Cesare Rota Nodari è nato nel 1935 ad Almenno San Bartolomeo. Ha realizzato diversi oggetti di design, edifici privati e pubblici (chiese, biblioteche, aziende). Ha mosso i primi passi nell’architettura nello studio di Tito Spini, a sua volta allievo del grande Le Corbusier. È stato pioniere nell’uso delle architetture industriali abbandonate. Accanto, un disegno preparatorio e uno definitivo della sua “Città domestica”.

 

«Io sono un appassionato di architettura civile, più che progettare abitazioni private, a me piace disegnare chiese, stabilimenti, biblioteche... luoghi pubblici.

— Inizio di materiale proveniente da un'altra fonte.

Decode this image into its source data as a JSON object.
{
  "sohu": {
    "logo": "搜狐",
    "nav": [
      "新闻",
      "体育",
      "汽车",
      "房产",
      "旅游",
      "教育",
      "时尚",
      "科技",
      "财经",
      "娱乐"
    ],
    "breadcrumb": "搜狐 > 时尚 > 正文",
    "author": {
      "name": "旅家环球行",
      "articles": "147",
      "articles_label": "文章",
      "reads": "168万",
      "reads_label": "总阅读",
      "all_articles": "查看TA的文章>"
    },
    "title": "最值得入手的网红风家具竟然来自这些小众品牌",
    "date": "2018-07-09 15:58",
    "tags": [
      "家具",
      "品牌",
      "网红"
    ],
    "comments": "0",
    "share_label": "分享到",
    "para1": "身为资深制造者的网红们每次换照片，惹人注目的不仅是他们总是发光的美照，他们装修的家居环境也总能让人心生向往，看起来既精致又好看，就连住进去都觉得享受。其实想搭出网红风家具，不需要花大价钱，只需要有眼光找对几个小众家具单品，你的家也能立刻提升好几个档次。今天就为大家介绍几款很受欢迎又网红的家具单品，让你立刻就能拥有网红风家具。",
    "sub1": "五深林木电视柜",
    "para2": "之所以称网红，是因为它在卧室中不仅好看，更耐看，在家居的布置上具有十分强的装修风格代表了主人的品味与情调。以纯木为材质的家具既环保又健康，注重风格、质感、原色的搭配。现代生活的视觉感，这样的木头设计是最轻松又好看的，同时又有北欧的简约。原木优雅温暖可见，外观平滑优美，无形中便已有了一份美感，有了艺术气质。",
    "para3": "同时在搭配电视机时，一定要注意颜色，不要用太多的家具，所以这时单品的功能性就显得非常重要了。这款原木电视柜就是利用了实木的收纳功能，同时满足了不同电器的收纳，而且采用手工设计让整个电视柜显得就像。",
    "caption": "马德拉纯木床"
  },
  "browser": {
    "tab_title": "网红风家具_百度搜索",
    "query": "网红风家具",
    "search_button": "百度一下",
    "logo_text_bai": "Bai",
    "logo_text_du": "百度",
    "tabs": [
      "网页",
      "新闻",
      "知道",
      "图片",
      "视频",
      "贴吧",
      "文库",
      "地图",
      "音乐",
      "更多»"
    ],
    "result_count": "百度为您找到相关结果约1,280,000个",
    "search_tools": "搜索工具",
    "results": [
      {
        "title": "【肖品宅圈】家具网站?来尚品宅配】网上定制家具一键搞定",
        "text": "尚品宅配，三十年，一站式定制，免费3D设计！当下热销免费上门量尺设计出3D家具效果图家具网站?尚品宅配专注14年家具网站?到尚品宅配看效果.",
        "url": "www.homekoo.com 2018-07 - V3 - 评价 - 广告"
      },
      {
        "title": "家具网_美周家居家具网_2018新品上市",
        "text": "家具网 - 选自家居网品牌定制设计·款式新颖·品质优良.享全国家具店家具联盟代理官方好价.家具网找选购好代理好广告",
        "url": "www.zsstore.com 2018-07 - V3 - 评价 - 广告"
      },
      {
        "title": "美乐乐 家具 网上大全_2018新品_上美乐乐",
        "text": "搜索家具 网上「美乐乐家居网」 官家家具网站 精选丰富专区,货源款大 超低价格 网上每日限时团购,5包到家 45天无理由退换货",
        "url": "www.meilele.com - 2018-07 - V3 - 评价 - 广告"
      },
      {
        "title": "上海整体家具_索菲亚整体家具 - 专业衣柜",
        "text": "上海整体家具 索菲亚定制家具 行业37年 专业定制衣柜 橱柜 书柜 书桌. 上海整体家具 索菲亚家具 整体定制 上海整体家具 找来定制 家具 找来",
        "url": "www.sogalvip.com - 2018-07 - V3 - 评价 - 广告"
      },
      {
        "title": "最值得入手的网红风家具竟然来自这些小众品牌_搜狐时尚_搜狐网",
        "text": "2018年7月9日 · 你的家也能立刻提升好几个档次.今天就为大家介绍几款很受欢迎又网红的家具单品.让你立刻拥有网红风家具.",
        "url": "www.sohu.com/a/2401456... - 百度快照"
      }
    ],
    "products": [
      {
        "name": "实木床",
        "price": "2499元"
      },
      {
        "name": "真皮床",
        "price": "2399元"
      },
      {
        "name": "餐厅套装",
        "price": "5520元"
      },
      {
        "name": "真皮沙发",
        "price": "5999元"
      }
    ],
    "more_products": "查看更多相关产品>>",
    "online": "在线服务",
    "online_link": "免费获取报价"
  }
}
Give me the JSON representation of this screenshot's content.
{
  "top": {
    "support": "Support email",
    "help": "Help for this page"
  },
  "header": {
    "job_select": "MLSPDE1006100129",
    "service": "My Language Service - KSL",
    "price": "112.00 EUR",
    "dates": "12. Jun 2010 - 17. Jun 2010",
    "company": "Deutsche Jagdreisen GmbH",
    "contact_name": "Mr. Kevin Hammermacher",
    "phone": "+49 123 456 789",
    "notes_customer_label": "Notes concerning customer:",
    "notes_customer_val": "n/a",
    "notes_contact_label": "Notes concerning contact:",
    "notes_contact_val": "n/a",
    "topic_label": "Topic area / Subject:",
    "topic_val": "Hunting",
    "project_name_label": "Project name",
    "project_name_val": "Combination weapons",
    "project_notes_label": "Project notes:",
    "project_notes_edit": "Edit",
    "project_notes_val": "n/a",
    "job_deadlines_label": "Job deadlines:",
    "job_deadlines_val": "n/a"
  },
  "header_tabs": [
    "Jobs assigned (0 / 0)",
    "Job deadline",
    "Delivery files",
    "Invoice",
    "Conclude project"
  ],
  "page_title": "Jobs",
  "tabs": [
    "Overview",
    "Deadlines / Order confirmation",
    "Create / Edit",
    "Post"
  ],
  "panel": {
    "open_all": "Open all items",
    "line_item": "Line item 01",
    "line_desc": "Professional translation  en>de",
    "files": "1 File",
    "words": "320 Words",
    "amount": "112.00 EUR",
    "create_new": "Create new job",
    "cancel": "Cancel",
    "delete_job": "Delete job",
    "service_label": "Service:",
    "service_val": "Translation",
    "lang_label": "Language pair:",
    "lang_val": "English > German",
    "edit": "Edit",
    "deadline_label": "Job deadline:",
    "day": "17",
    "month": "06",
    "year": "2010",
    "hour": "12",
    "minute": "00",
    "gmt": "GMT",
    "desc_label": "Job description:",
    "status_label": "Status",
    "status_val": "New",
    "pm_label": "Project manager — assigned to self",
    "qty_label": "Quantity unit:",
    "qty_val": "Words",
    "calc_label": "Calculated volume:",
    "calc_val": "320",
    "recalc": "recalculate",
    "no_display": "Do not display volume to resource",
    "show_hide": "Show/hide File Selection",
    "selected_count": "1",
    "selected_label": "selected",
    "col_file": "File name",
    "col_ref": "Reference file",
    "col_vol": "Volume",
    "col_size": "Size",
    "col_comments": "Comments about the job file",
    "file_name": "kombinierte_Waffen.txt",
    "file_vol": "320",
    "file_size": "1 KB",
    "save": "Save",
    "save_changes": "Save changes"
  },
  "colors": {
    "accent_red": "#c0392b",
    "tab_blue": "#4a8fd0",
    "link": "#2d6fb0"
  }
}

Nella mia carriera ho progettato dieci biblioteche, la prima è stata quella di Ponte San Pietro».

Lei diceva che l’architetto deve immergersi nel territorio.
«Sì, faccio un esempio, a proposito di biblioteche. A Ponte San Pietro mi chiesero di progettarne una, era il 1982, tanti anni fa; gli amministratori del Comune avevano già un’idea precisa e il finanziamento era disponibile. Io però vidi in paese un altro edificio, un vecchio opificio, una fabbrica dismessa, che risaliva alla fine dell’Ottocento. Aveva il tetto a “shed”, ha presente quei tetti piatti che però hanno sopra una serie di “onde” triangolari? Una parte è in muratura, l’altra è vetrata per fare piovere la luce all’interno della fabbrica. Ho capito che quell’edificio era l’ideale per la biblioteca: proposi questa soluzione, ma l’amministrazione comunale non la capì, addirittura qualcuno si scandalizzò. Come si poteva porre una biblioteca nuova e importante in una fabbrica abbandonata? Una soluzione del genere non era mai stata adottata fino ad allora e agli amministratori comunali appariva quanto meno bizzarra. In quel tempo c’era la consuetudine di costruire edifici nuovi per le biblioteche, oppure venivano inserite in palazzi d’epoca. A Ponte avevano optato per quest’ultima soluzione. Come è poi accaduto a Clusone, a Villa di Serio, a Seriate e in diversi altri paesi. Decisi di parlarne con Gian Pietro Galizzi che al tempo era assessore alla Cultura in Provincia: aveva dato impulso al sistema bibliotecario in Bergamasca. Galizzi era un uomo di cultura, una persona intelligente: capì e mi appoggiò. Così riuscii a realizzare quella biblioteca e fu un grande successo: progetto e fotografie vennero pubblicati su riviste specializzate come Ottagono e La Rivista di Architettura, se ne parlò in convegni...».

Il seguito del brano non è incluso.